ChIP was performed for Daudi cells using the CHIP-it kit (Active motif, catalog number 53042) according to the manufacturer’s protocols. Antibodies used are isotype control antibody and anti-Ikaros antibody (Cell Signaling, clone D10E5, catalog number 9034S, validated by the manufacturer in Jurkat cells) from EMSA. 10 μl of antibody was incorporated into 200 μl ChIP reaction. The primers used for Daudi cell CHIP-qPCR to detect rs2297550 are forward, 5′-CTCAGAGCATCCTCTTTCTCTTT-3′, reverse, 5′- CTCTCTCGCACTTCCTGATTT-3′.

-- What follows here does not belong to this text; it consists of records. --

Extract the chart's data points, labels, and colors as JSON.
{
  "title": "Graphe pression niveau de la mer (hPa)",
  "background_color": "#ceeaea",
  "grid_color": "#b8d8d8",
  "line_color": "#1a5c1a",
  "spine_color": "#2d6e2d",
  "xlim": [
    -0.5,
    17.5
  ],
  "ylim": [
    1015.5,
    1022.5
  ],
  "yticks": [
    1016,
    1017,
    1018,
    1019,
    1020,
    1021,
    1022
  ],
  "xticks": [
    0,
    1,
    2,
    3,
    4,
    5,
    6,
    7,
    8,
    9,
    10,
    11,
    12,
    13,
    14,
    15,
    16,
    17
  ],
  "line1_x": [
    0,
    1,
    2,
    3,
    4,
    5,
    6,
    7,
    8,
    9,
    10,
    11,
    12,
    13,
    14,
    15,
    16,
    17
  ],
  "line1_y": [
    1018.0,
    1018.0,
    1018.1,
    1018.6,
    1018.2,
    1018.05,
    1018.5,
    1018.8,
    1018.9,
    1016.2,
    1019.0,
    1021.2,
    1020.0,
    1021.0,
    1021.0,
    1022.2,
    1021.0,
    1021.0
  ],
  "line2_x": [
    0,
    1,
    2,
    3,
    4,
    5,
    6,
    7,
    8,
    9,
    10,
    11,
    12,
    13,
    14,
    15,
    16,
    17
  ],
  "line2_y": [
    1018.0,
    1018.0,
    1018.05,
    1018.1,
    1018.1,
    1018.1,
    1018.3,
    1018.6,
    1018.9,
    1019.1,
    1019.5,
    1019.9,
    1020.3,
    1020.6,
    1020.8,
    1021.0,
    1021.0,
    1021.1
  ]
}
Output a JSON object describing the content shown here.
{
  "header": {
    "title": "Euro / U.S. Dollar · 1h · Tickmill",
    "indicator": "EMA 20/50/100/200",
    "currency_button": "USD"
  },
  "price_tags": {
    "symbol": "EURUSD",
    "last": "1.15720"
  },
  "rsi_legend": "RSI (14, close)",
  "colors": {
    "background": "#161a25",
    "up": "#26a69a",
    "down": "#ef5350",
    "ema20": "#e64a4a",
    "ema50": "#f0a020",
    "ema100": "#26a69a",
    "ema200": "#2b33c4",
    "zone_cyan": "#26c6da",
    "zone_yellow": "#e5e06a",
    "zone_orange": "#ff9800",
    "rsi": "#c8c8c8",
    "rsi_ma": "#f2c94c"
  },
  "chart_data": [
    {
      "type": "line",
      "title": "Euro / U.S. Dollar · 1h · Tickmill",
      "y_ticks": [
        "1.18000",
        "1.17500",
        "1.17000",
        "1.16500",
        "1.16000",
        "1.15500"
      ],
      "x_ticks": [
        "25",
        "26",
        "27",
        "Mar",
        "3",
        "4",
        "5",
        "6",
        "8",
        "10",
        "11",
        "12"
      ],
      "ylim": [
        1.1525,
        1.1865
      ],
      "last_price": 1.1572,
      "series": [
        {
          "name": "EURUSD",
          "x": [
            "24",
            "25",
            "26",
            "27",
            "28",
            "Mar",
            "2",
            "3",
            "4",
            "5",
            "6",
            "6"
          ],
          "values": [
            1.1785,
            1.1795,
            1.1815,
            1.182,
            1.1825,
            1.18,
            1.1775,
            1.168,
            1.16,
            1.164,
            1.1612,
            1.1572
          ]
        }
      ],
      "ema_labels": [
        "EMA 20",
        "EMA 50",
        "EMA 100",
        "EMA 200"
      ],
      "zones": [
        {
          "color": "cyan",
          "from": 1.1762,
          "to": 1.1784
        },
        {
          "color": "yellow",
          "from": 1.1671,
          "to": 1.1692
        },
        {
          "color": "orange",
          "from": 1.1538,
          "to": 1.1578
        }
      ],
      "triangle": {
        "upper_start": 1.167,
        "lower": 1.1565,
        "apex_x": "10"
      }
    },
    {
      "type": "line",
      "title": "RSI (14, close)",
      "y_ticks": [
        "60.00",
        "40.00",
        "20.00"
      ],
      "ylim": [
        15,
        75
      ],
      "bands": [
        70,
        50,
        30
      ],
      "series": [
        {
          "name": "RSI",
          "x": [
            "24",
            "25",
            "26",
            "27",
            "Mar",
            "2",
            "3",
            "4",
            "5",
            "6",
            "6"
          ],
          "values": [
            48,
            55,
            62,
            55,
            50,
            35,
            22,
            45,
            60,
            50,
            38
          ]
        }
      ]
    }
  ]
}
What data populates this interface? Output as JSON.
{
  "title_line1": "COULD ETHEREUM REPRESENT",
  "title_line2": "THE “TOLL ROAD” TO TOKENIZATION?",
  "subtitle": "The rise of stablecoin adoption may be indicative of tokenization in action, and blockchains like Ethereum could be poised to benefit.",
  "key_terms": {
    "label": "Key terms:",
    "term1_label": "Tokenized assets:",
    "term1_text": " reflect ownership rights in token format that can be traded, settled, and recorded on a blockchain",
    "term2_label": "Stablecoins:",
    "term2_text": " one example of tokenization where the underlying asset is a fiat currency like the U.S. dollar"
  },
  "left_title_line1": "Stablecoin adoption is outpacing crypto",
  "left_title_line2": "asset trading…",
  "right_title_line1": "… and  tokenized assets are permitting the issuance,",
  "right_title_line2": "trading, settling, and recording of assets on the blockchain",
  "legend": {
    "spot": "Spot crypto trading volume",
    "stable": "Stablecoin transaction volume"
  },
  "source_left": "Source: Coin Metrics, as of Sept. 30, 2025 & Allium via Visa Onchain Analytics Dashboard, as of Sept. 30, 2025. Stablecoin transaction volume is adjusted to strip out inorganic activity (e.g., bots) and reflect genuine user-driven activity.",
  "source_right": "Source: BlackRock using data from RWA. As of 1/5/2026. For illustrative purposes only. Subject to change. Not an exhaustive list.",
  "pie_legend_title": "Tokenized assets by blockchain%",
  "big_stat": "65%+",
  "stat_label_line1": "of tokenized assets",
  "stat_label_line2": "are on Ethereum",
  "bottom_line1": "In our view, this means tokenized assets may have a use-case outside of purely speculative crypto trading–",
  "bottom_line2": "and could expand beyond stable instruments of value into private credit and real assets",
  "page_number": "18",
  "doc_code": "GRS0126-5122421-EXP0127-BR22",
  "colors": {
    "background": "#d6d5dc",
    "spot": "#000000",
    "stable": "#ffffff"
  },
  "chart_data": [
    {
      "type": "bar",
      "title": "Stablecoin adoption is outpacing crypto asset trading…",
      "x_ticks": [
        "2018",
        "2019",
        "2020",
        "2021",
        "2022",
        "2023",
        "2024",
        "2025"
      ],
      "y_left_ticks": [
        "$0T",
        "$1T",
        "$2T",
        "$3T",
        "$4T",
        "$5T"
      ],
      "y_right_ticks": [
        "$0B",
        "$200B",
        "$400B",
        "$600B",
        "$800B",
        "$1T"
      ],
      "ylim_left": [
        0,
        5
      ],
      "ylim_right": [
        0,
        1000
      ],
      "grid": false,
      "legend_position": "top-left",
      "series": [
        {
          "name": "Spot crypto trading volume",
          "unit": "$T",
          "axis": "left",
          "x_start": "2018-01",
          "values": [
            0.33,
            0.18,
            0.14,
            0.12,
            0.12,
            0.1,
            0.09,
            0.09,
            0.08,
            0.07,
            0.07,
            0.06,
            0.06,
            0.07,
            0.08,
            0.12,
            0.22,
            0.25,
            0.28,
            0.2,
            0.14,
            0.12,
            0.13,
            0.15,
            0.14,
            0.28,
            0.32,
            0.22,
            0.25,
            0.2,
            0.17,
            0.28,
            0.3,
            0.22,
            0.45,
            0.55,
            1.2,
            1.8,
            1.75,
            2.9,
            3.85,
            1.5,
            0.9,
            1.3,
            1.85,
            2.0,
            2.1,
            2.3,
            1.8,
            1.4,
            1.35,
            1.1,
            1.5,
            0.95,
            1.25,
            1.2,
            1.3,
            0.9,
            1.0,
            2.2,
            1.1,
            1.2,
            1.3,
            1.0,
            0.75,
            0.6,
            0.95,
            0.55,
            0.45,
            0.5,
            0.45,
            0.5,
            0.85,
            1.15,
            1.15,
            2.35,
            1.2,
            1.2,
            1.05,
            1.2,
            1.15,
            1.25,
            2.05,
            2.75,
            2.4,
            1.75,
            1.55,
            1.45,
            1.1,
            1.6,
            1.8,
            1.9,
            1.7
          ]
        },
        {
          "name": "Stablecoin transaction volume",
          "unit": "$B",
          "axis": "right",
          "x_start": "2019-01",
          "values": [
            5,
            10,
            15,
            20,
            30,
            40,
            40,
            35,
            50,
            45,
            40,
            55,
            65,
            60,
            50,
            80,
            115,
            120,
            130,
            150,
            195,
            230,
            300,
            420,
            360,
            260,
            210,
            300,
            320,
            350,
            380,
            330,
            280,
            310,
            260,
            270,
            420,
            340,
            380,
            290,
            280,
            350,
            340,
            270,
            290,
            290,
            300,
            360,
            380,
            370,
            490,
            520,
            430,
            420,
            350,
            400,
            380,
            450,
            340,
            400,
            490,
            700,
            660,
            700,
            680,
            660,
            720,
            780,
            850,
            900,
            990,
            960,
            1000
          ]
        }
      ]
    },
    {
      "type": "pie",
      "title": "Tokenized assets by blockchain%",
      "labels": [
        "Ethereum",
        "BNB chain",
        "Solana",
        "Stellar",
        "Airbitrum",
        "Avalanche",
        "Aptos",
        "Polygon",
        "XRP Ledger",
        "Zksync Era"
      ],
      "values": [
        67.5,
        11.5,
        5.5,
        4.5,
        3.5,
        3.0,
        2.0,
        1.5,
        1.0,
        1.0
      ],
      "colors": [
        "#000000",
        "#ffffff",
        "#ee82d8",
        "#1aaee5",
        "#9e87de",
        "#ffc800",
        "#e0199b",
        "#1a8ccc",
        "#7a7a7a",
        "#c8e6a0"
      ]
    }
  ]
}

Allele discrimination CHIP-qPCR

CHIP was performed using HDR clones with rs2297550 C/G genotype. Antibodies used are isotype control antibody and anti-Ikaros antibody from EMSA. Probes and primers used are included in the Custom TaqMan™ SNP Genotyping Assay, human for rs2297550 from Thermo Fisher.

Data analyses

SAS 9.4 was used for the analysis of SNP-seq data. All statistical analysis was done using GraphPad software (Prism 9) using one-way analysis of variance (ANOVA) for comparison of multiple groups, or unpaired t-test (non-parametric Mann–Whitney test) for two groups, with P values as indicated in the figure legends.

Reporting summary

Further information on research design is available in the Nature Portfolio Reporting Summary linked to this article.